Casi todos los nueve Estados poseedores de armas nucleares han empezado a aumentar sus arsenales o han anunciado planes para hacerlo, según los autores del informe anual Nuclear Weapons Ban Monitor.
El año pasado, los Estados poseedores de armas nucleares aumentaron su producción y despliegue de este tipo de armamento, según afirmaron el jueves los observadores, que calificaron este hecho de "preocupante" en un momento de intensificación de los conflictos armados.
Según los autores del informe anual Nuclear Weapons Ban Monitor, casi todos los nueve países con armamento nuclear (Rusia, Estados Unidos, China, Francia, Reino Unido, Pakistán, India, Israel y Corea del Norte) han comenzado a aumentar sus arsenales o han anunciado planes para hacerlo.
"La era de la reducción nuclear ha terminado", afirmó Hans Kristensen, director del Proyecto de Información Nuclear de la Federación de Científicos Estadounidenses (FAS) y principal colaborador del informe.
En declaraciones a la prensa en Ginebra, advirtió de que esto supone "un cambio enorme".
El informe, publicado por FAS y Norwegian People's Aid (NPA), estima que el número de armas nucleares rápidamente disponibles para su uso alcanzó las 9.745 el año pasado, lo que supone un aumento de 141 cabezas nucleares con respecto a 2024.
Esto equivale a 135.000 bombas del tamaño de Hiroshima, una sola de las cuales mató a 140.000 personas en 1945, según el monitor.
Y el 40% de esas ojivas, 4.012, se habían desplegado en misiles balísticos en silos, en lanzadores móviles, submarinos o bases de bombarderos el año pasado, según el informe, lo que supone un aumento de 108 desde 2024.
"El continuo aumento anual de ojivas desplegadas es un hecho preocupante", dijo Kristensen, advirtiendo que estaba "aumentando los riesgos de una rápida escalada, error de cálculo y uso accidental".
"Esto hace que el mundo sea más peligroso para todos nosotros".
Nueva carrera armamentística
Todavía hay menos armas nucleares en el mundo que en el punto álgido de la Guerra Fría.

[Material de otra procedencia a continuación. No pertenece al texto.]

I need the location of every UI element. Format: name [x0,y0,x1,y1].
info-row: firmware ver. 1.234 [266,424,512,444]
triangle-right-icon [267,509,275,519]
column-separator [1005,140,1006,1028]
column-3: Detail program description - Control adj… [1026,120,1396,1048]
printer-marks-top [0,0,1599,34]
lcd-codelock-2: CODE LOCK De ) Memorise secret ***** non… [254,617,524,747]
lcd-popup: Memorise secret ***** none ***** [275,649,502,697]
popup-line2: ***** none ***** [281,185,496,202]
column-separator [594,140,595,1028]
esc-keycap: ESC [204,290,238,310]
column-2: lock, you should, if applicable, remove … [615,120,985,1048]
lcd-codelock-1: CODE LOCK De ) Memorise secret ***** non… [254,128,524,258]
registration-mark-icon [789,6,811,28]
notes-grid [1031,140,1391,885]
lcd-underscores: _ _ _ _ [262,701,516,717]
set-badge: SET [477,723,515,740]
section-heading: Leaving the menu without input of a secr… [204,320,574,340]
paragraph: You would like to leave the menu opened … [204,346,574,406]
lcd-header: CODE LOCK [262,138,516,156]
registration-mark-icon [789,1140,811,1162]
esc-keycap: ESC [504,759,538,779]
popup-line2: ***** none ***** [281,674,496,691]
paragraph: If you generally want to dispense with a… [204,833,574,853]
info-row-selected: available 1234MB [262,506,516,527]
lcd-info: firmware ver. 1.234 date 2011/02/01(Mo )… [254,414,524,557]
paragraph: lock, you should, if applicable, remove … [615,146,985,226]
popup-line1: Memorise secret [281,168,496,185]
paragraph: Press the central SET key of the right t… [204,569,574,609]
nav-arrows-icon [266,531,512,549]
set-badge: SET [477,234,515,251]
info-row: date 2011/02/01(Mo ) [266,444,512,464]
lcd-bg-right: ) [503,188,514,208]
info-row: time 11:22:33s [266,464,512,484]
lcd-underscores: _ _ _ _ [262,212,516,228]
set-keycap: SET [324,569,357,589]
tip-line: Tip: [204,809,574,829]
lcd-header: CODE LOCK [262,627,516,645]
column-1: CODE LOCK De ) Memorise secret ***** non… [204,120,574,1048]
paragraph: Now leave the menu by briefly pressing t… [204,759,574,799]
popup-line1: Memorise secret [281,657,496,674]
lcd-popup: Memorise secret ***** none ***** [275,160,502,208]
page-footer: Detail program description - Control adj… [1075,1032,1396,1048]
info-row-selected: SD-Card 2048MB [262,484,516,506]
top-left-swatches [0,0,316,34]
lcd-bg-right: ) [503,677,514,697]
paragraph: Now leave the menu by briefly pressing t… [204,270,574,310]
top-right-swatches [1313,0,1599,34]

Según el informe, los estados con armamento nuclear poseían 12.187 cabezas nucleares combinadas a principios de este año, frente a las más de 70.000 de mediados de la década de 1980, y una reducción de 144 armas desde principios de 2025.
Sin embargo, el hecho de que haya más armas nucleares listas para ser utilizadas es aún más preocupante si se tiene en cuenta la escalada de conflictos en Europa, Asia y Oriente Próximo en los que están implicados Estados con armamento nuclear, según el observatorio.
También destacó "la erosión del antiguo régimen de desarme, no proliferación y control de armamentos", incluida la expiración el mes pasado del Nuevo START, el último tratado entre las principales potencias nucleares, Rusia y Estados Unidos.
"Lo que estamos presenciando es más que una nueva carrera armamentística", advirtió en un comunicado el jefe de la NPA, Raymond Johansen.
"Es un retroceso en las restricciones a los peligros nucleares que tanto costó conseguir".
Postura nuclear con piloto automático
El monitor detalló cómo el mundo estaba tirando en direcciones opuestas en la cuestión nuclear, con un número creciente de países que se adhieren a los esfuerzos hacia una prohibición total de todas las armas atómicas.
A finales de 2025, 99 países se habían adherido, como partes o firmantes, al Tratado sobre la Prohibición de las Armas Nucleares (TPNW, por sus siglas en inglés), que se negoció en la ONU en 2017.
Ninguno de los nueve países de los que se sabe que poseen armas nucleares se ha adherido al tratado.
En cambio, están invirtiendo fuertemente en la modernización y expansión de sus arsenales.
"Todos los Estados poseedores de armas nucleares... excepto Israel ya están aumentando sus arsenales o han anunciado recientemente planes para hacerlo", dijo Kristensen, denunciando también el mensaje cada vez más agresivo en torno a las armas.
"La postura nuclear está en piloto automático".
Y 33 de los llamados Estados "paraguas" "apoyan y refuerzan activamente estas políticas", según el comunicado.
En total, 47 países se oponen activamente a la TPNW, tres cuartas partes de ellos en Europa, según la declaración.
Pero "no hay refugio que valga bajo un paraguas nuclear", dijo Melissa Parke, directora de la Campaña Internacional para Abolir las Armas Nucleares, que ganó el Premio Nobel de la Paz 2017 por su trabajo en defensa del tratado.
"Deben unirse a la mayoría global que apoya el desarme nuclear total", dijo en el comunicado.